The company was keen to brief us on a wide range of new projects under the umbrella title of ‘Connected Drive meets Efficient Dynamics’.
So extensive was the range of new ideas, it would be impossible to detail them here, but an awful lot of them involved the Apple iPhone (and BMW-created) applications.
In the future you’ll be offered Apps that deliver micro-navigation (so you can find your way from the car park to the airport check-in desk) and a Mini App that tracks and displays your ability to eek every possible mile out of your fuel tank.
The company is also planning an App that will tell a driver whether his trip is quicker by public transport and then detail the alternative journeys.
BMW is also working on a wide range of accident avoidance tech, including pedestrian avoidance, automatic avoidance of lateral collisions on motorway lanes and a system that can steer the car off a road and park it if the driver has a heart attack at the wheel.
There’s also an interesting new project called AMMULET, which sees children carrying a small transponder that can be detected by future BMWs, even when the child can’t be seen.
Prepare yourself for a new parking system that allows the driver to step out of the car and park it in, say, a narrow parking space, by remote key control.

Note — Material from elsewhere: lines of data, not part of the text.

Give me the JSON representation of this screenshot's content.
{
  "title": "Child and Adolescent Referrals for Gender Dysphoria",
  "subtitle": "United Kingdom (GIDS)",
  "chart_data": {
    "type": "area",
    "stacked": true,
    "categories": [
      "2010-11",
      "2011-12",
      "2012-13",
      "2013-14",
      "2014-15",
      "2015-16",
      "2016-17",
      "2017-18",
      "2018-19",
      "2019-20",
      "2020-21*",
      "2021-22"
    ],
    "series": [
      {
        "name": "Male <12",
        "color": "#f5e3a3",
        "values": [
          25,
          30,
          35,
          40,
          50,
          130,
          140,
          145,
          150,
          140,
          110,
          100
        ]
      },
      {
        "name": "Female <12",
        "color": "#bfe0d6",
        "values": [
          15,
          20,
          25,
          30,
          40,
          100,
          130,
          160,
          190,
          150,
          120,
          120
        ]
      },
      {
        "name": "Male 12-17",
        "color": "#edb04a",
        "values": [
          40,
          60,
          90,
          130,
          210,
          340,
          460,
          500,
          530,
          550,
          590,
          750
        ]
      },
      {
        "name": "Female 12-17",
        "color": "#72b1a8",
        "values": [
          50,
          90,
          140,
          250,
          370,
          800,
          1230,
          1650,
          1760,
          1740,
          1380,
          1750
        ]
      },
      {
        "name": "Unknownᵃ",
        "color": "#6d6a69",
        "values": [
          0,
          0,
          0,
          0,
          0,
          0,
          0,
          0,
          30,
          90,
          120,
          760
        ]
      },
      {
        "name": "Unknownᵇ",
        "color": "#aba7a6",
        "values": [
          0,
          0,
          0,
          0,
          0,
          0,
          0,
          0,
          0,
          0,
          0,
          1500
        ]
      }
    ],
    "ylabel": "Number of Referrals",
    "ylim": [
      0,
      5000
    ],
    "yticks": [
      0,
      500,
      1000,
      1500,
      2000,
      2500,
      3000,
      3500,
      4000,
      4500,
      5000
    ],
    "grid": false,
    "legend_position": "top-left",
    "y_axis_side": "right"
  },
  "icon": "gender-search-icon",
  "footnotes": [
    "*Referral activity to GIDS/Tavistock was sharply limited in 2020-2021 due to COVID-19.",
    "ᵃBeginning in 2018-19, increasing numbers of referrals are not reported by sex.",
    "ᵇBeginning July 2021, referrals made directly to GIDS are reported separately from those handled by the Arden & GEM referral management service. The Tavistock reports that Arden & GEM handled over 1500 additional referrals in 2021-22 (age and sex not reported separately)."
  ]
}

Future BMW keys might also double up as swipe charge cards to pay for railway tickets and open the doors of pre-booked hotel rooms.
However, I though you might like to see this sophisticated electronics demonstration mock-up. It was was used to show a new-generation iDrive controller that incorporates a finger-tip touch pad and the flat-screen instrument pack.
You might notice that the interior is very carefully covered and disguised, even though the iDrive and navigation worked. The 1-series steering was modified with thumbwheel controllers and the 1-series door card was hacked to fit.
On the outside I looked long and hard at the very finely finished skin around the A-pillars and bonnet. It’s not like any existing BMW. Note also, the sophisticated steel frame and serious processing power hidden inside.
My guess? This electronics mock-up was a glimpse of the next-generation 1-series.
I suspect this car, and its 3-series sistership, will be packed with much of the technology that was previewed yesterday.
What better way to make sure BMW distances itself from increasingly impressive mainstream machinery?